Позднее днём Лэрви подошёл к Закерману и сказал:
— Что-то неладно с вашим поросёнком — он совсем не ел.
— Дай ему две ложки серы и немного патоки, — распорядился Закерман.
Уилбур не мог понять, что происходит, когда Лэрви схватил его и затолкал лекарство прямо в глотку. Это, конечно, был самый плохой день в его жизни, и он сомневался, сможет ли ещё выдержать такое ужасное одиночество.
Сумрак окутал всё вокруг. Скоро остались лишь тени и звуки жевавших жвачку овец, да наверху изредка гремела коровья цепь. Можно вообразить себе удивление.

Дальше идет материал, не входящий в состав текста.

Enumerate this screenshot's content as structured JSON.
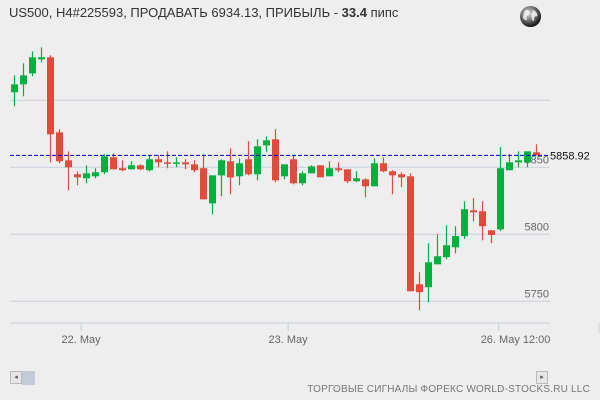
{
  "header": {
    "title_prefix": "US500, H4#225593, ПРОДАВАТЬ 6934.13, ПРИБЫЛЬ - ",
    "profit_value": "33.4",
    "profit_unit": " пипс",
    "globe_icon": "globe-icon"
  },
  "chart_data": {
    "type": "candlestick",
    "y_ticks": [
      {
        "value": 5900,
        "label": ""
      },
      {
        "value": 5850,
        "label": "5850"
      },
      {
        "value": 5800,
        "label": "5800"
      },
      {
        "value": 5750,
        "label": "5750"
      }
    ],
    "x_ticks": [
      {
        "candle_index": 7.4,
        "label": "22. May"
      },
      {
        "candle_index": 30.4,
        "label": "23. May"
      },
      {
        "candle_index": 53.8,
        "label": "26. May  12:00"
      }
    ],
    "current_price": 5858.92,
    "current_price_label": "5858.92",
    "colors": {
      "up": "#00b140",
      "down": "#e04b3c",
      "price_line": "#0000cc",
      "grid": "#c5d0dc"
    },
    "ohlc": [
      [
        5906.0,
        5918.6,
        5895.5,
        5911.9
      ],
      [
        5911.9,
        5927.6,
        5903.0,
        5918.6
      ],
      [
        5920.1,
        5936.5,
        5917.9,
        5932.1
      ],
      [
        5930.6,
        5939.5,
        5928.3,
        5932.1
      ],
      [
        5932.1,
        5933.6,
        5853.7,
        5874.6
      ],
      [
        5876.1,
        5878.4,
        5853.0,
        5854.5
      ],
      [
        5855.2,
        5861.9,
        5832.8,
        5850.0
      ],
      [
        5844.8,
        5847.0,
        5836.6,
        5842.5
      ],
      [
        5841.8,
        5851.5,
        5838.1,
        5845.5
      ],
      [
        5843.3,
        5849.3,
        5841.8,
        5846.3
      ],
      [
        5846.3,
        5859.7,
        5844.8,
        5858.2
      ],
      [
        5857.5,
        5860.4,
        5848.5,
        5848.5
      ],
      [
        5849.3,
        5855.2,
        5847.0,
        5847.8
      ],
      [
        5848.5,
        5854.5,
        5848.5,
        5851.5
      ],
      [
        5851.5,
        5852.2,
        5847.8,
        5848.5
      ],
      [
        5847.8,
        5859.0,
        5847.0,
        5856.0
      ],
      [
        5856.0,
        5859.0,
        5850.0,
        5853.7
      ],
      [
        5853.7,
        5861.9,
        5849.3,
        5853.0
      ],
      [
        5853.0,
        5857.5,
        5850.0,
        5853.7
      ],
      [
        5853.7,
        5856.0,
        5848.5,
        5852.2
      ],
      [
        5852.2,
        5855.2,
        5846.3,
        5847.8
      ],
      [
        5849.3,
        5859.7,
        5826.1,
        5826.1
      ],
      [
        5823.1,
        5844.0,
        5814.9,
        5844.0
      ],
      [
        5844.0,
        5856.0,
        5828.4,
        5855.2
      ],
      [
        5854.5,
        5864.2,
        5829.9,
        5842.5
      ],
      [
        5843.3,
        5856.7,
        5836.6,
        5853.0
      ],
      [
        5856.0,
        5869.4,
        5844.0,
        5844.8
      ],
      [
        5844.8,
        5870.9,
        5840.3,
        5865.7
      ],
      [
        5866.4,
        5873.1,
        5861.2,
        5870.1
      ],
      [
        5870.9,
        5878.4,
        5838.8,
        5840.3
      ],
      [
        5843.3,
        5852.2,
        5841.0,
        5852.2
      ],
      [
        5856.0,
        5859.0,
        5837.3,
        5838.1
      ],
      [
        5838.1,
        5847.0,
        5836.6,
        5845.5
      ],
      [
        5845.5,
        5851.5,
        5845.5,
        5850.7
      ],
      [
        5851.5,
        5851.5,
        5842.5,
        5842.5
      ],
      [
        5843.3,
        5854.5,
        5843.3,
        5849.3
      ],
      [
        5849.3,
        5853.7,
        5846.3,
        5847.8
      ],
      [
        5848.5,
        5848.5,
        5838.1,
        5839.6
      ],
      [
        5839.6,
        5847.0,
        5838.8,
        5841.8
      ],
      [
        5841.0,
        5841.8,
        5827.6,
        5835.8
      ],
      [
        5835.8,
        5856.7,
        5835.8,
        5853.0
      ],
      [
        5853.0,
        5857.5,
        5846.3,
        5847.0
      ],
      [
        5847.0,
        5847.8,
        5829.9,
        5844.0
      ],
      [
        5844.8,
        5846.3,
        5835.1,
        5842.5
      ],
      [
        5843.3,
        5845.5,
        5757.5,
        5757.5
      ],
      [
        5762.7,
        5771.7,
        5743.3,
        5756.8
      ],
      [
        5760.5,
        5793.3,
        5749.3,
        5779.1
      ],
      [
        5777.6,
        5800.0,
        5777.6,
        5783.6
      ],
      [
        5782.9,
        5806.7,
        5781.4,
        5791.8
      ],
      [
        5790.3,
        5806.0,
        5785.8,
        5798.7
      ],
      [
        5798.7,
        5824.6,
        5796.5,
        5818.7
      ],
      [
        5817.9,
        5826.9,
        5809.7,
        5816.4
      ],
      [
        5817.2,
        5824.6,
        5795.5,
        5806.0
      ],
      [
        5803.0,
        5803.0,
        5793.3,
        5799.5
      ],
      [
        5803.7,
        5865.1,
        5802.3,
        5849.3
      ],
      [
        5847.8,
        5859.7,
        5847.8,
        5853.7
      ],
      [
        5853.7,
        5861.9,
        5850.0,
        5855.2
      ],
      [
        5853.7,
        5861.9,
        5850.0,
        5861.9
      ],
      [
        5861.2,
        5867.2,
        5858.9,
        5858.9
      ]
    ]
  },
  "scrollbar": {
    "left_arrow": "◂",
    "right_arrow": "▸"
  },
  "footer": {
    "text": "ТОРГОВЫЕ СИГНАЛЫ ФОРЕКС WORLD-STOCKS.RU LLC"
  }
}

Уилбура, когда из тьмы возник тоненький голосок, которого он дотоле не слышал, и был он тихим и приятным.
— Ты хочешь друга, Уилбур? — спросил голосок. — Я стану твоим другом, я смотрела на тебя весь день, и ты мне очень нравишься.
— Но я тебя не вижу! — воскликнул Уилбур, вскочив на ноги. — Где ты, и кто ты?
— Я здесь, — ответил голосок. — Спи. А увидишь ты меня утром.
Глава V
ШАРЛОТТА
Ночь, казалось, никогда не кончится. В животе Уилбура было пусто, но зато ум был переполнен всякими мыслями, а когда в животе пусто, а в голове полно — всласть не выспишься.
Раз десять среди ночи Уилбур просыпался и упирался взглядом в чёрную тьму, прислушиваясь к звукам и стараясь понять, который час. В хлеву никогда не бывало совсем тихо, и даже среди ночи что-то где-то шевелилось.
Проснувшись в первый раз, он услышал, как Темплтон прогрызает дырку в ларе с зерном. Зубы Темплтона громко, чуть не с треском, скребли дерево.
«Дурная крыса! — подумал Уилбур. — Чего это он суетится всю ночь, грызёт что ни попадя и портит людское добро? Спал бы как все порядочные звери!»
Проснувшись во второй раз, Уилбур услышал, как гусыня ворочается в своём гнезде и гогочет сама с собой.
— Который час? — спросил Уилбур гусыню.